Healthcare Industry News:  hyperthermia therapy 

Devices Oncology

 News Release - October 9, 2007

New Publication Report -- Hyperthermia Plus Cisplatin as a Treatment for Recurrent Cervical Carcinoma for Previously Irradiated Patients

SALT LAKE CITY--(HSMN NewsFeed)--BSD Medical Corp. (AMEX:BSM ) today announced that the newest issue of the International Journal of Hyperthermia has published an article entitled "Weekly systemic cisplatin plus locoregional hyperthermia: An effective treatment for patients with recurrent cervical carcinoma in a previously irradiated area" (see Int. J. Hyperthermia, Vol. 23, No. 5, pp. 443-450). This article complements and was authored by some of the same researchers as was a recently reported article in press scheduled to appear in the International Journal of Radiation Oncology, Biology and Physics, the official journal of the American Society for Therapeutic Radiology and Oncology (ASTRO), the world's leading organization devoted to radiation oncology. The lead author for both studies was Jacoba van der Zee, M. D., PhD of Daniel den Hoed Cancer Center, Erasmus University Medical School in Rotterdam, the Netherlands. The International Journal of Hyperthermia is the official journal of the Society of Thermal Medicine, the European Society for Hyperthermic Oncology and the Asian Society for Hyperthermic Oncology, which are devoted to the research of thermal medicine.

The previously reported article in press shows the 12-year clinical follow-up data for a landmark phase III study comparing the clinical results for advanced cervical cancer patients treated with radiation and hyperthermia therapy to those for patients treated with radiation alone. The new article reports further research involving the expanded use of hyperthermia plus cisplatin (an important chemotherapy drug) for treating recurrent cervical cancer patients who have failed radiation therapy.

Study Conclusion

This newly published study involved 47 patients with recurrent cervical carcinoma who had been previously irradiated. The patients were treated with simultaneous cisplatin and hyperthermia. The study concluded that cisplatin plus hyperthermia therapy "results in a high response rate and acceptable toxicity in patients with recurrent cervical cancer." The objective response rate for the patients treated with both cisplatin and hyperthermia therapy was 55%. The article notes that response rates for treatments with cisplatin alone "range around 23%." Response for the patients treated in the study was evaluated by gynecological examination and CT-scan. According to the article: "A response was defined as a partial or complete response. A complete response was defined as the disappearance of all visible and palpable lesions, a partial response as a decrease of at least 50% of all visible and palpable lesions."

Background to the Findings

In explaining the study findings the article states: "If the disease recurs within the previously irradiated pelvic area, prognosis is particularly poor. A probable explanation for this is the decreased blood flow to the pelvis caused by vascular changes following radiotherapy." The article further explains: "For years now, attempts have been made to improve the effect of chemotherapy and overall survival by combining cisplatin with other agents in various phase II and III trials. Thus far these new strategies were not very successful in previously irradiated patients."

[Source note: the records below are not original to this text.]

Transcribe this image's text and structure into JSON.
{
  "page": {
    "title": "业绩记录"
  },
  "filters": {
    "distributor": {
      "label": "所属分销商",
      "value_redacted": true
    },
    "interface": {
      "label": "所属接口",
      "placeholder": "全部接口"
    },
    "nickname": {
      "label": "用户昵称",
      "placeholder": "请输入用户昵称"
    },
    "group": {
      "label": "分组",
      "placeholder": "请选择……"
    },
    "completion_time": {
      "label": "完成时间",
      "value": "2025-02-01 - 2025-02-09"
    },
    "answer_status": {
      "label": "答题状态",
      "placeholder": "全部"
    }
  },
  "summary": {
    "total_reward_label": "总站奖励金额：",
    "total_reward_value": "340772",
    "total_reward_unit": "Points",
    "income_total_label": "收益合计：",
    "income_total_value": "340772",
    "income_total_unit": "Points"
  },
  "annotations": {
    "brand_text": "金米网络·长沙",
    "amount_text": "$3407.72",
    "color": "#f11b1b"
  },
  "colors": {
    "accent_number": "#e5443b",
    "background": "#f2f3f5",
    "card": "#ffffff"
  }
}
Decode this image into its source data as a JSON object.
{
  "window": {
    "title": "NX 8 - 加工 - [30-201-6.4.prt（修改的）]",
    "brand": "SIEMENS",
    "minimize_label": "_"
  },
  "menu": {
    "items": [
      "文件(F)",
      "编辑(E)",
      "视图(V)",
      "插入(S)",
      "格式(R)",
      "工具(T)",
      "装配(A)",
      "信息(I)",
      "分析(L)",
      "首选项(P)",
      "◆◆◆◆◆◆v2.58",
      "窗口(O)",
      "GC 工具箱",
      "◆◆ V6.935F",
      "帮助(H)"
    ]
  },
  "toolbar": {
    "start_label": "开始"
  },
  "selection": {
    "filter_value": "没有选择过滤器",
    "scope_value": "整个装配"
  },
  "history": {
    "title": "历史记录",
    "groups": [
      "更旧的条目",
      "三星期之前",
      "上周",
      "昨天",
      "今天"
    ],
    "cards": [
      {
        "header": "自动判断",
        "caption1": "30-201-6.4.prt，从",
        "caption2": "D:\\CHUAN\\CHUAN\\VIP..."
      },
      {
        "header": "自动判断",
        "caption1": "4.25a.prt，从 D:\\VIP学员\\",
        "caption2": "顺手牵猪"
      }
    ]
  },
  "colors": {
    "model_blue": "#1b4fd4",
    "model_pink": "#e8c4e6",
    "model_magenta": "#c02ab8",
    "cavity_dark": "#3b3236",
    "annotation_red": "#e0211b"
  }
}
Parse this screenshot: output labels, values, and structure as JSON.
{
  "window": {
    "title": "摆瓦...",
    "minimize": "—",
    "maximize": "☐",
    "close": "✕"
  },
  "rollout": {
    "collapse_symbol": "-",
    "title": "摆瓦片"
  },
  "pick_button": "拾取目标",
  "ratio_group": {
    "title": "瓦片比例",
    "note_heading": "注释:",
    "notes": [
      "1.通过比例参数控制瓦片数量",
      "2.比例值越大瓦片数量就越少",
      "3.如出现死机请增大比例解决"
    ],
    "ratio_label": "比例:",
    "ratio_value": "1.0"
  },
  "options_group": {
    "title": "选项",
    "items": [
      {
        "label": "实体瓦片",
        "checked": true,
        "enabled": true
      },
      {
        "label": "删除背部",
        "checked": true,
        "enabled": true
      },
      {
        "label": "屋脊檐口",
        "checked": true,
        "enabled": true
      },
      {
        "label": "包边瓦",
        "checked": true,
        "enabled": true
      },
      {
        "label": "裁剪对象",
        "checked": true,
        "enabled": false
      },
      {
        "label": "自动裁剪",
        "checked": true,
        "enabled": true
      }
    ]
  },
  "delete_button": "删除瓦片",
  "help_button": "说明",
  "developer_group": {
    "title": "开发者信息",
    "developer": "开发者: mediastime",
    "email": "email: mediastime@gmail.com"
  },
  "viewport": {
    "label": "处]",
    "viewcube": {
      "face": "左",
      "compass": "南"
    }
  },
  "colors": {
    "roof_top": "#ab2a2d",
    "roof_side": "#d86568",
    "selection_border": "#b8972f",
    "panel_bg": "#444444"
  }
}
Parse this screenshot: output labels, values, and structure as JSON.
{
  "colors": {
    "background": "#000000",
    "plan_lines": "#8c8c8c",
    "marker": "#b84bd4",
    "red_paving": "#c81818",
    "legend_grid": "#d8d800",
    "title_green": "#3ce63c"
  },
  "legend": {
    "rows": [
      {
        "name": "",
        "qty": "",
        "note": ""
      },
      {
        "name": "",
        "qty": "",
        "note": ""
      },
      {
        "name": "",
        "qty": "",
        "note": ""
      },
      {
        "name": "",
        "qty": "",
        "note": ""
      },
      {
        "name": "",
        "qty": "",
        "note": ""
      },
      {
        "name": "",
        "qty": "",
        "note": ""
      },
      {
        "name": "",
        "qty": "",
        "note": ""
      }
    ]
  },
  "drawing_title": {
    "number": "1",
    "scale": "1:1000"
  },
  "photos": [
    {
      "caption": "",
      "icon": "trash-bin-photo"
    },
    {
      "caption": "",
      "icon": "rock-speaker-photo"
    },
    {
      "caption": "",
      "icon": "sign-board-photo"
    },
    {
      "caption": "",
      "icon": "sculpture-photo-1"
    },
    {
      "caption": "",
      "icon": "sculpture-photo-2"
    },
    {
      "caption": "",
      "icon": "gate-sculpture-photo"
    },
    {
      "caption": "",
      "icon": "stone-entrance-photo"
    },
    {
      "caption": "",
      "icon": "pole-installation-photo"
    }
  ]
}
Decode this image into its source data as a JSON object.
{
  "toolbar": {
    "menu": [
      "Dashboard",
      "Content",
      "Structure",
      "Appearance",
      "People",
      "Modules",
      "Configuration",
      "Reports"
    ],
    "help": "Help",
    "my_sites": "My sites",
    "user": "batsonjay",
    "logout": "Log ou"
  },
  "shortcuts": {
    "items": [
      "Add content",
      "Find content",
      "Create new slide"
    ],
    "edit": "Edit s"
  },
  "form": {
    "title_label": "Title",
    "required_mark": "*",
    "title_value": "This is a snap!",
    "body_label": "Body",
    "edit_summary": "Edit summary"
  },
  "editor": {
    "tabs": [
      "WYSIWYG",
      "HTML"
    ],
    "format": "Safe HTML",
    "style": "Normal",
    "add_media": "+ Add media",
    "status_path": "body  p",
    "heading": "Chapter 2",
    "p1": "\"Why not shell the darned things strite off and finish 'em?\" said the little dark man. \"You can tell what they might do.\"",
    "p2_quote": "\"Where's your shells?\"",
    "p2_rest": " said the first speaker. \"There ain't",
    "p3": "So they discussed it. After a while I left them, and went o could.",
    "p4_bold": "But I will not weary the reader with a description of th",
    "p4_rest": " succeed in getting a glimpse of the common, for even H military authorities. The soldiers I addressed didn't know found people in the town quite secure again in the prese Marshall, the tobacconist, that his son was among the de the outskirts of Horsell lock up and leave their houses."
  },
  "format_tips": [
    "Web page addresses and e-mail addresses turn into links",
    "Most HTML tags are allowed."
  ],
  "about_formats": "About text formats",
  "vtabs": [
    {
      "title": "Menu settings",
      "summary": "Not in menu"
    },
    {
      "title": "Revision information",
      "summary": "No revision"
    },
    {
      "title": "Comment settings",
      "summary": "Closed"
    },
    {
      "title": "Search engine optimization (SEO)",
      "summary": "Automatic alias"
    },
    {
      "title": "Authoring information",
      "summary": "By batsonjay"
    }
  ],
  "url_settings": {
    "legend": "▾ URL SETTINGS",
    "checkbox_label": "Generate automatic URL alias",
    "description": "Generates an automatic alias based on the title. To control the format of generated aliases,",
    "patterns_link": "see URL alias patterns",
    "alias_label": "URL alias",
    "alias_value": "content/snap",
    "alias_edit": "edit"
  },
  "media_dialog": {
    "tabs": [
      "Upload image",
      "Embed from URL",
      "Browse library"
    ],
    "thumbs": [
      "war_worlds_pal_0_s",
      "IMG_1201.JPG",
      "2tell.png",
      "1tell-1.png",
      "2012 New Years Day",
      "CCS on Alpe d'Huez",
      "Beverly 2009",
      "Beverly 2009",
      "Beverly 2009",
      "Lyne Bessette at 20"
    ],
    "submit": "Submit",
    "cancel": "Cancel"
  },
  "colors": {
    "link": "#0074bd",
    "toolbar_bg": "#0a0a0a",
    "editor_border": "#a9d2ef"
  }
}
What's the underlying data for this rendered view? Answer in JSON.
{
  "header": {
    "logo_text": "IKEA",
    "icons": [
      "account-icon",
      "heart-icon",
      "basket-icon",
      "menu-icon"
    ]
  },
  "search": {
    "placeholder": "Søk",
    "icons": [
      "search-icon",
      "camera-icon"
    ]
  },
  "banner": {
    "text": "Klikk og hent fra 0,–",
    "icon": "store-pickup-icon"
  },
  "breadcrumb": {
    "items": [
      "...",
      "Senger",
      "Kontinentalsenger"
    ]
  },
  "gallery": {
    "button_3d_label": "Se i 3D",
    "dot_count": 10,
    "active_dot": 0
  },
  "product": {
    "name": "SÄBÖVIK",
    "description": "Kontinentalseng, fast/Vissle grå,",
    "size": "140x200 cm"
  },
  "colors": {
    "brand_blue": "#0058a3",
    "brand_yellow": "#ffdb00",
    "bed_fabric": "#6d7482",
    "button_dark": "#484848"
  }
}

The article's rationale for the "high response" of these patients when hyperthermia was added to cisplatin is as follows: "Preclinical studies have shown that the addition of hyperthermia to cisplatin can greatly enhance its effectiveness. Hyperthermia has a cell killing effect preferentially in tumor tissue. There is no intrinsic difference in thermotolerance between normal cells and tumor cells, but there is a difference in physiology. Tumor tissue has chaotic vasculature resulting in hypoxia and low pH areas. Hypoxia and low pH are usually not found in normal tissue and these conditions make tumor cells more sensitive to hyperthermia. In addition, hyperthermia is known to enhance the effect of several chemotherapeutic agents. Hyperthermia enhances the effect of platinum analogues by increasing the cellular uptake and thereby increasing platinum-DNA adduct formation. The effect of cisplatin is enhanced by a factor 4 to 8, depending upon temperature and duration of treatment."

About BSD Medical Corp.

This study involved the use of the BSD-2000 by BSD Medical Corporation for delivery of precision-focused deep hyperthermia therapy. BSD Medical is a leading developer of systems used to provide therapies requiring precision-focused heat for the treatment of cancer. For further information visit BSD Medical's website at

Statements contained in this press release that are not historical facts are forward-looking statements, including future prospects for the company relating to the research described herein, as defined in the Private Securities Litigation Reform Act of 1995. All forward-looking statements are subject to risks and uncertainties detailed in the Company's filings with the Securities and Exchange Commission.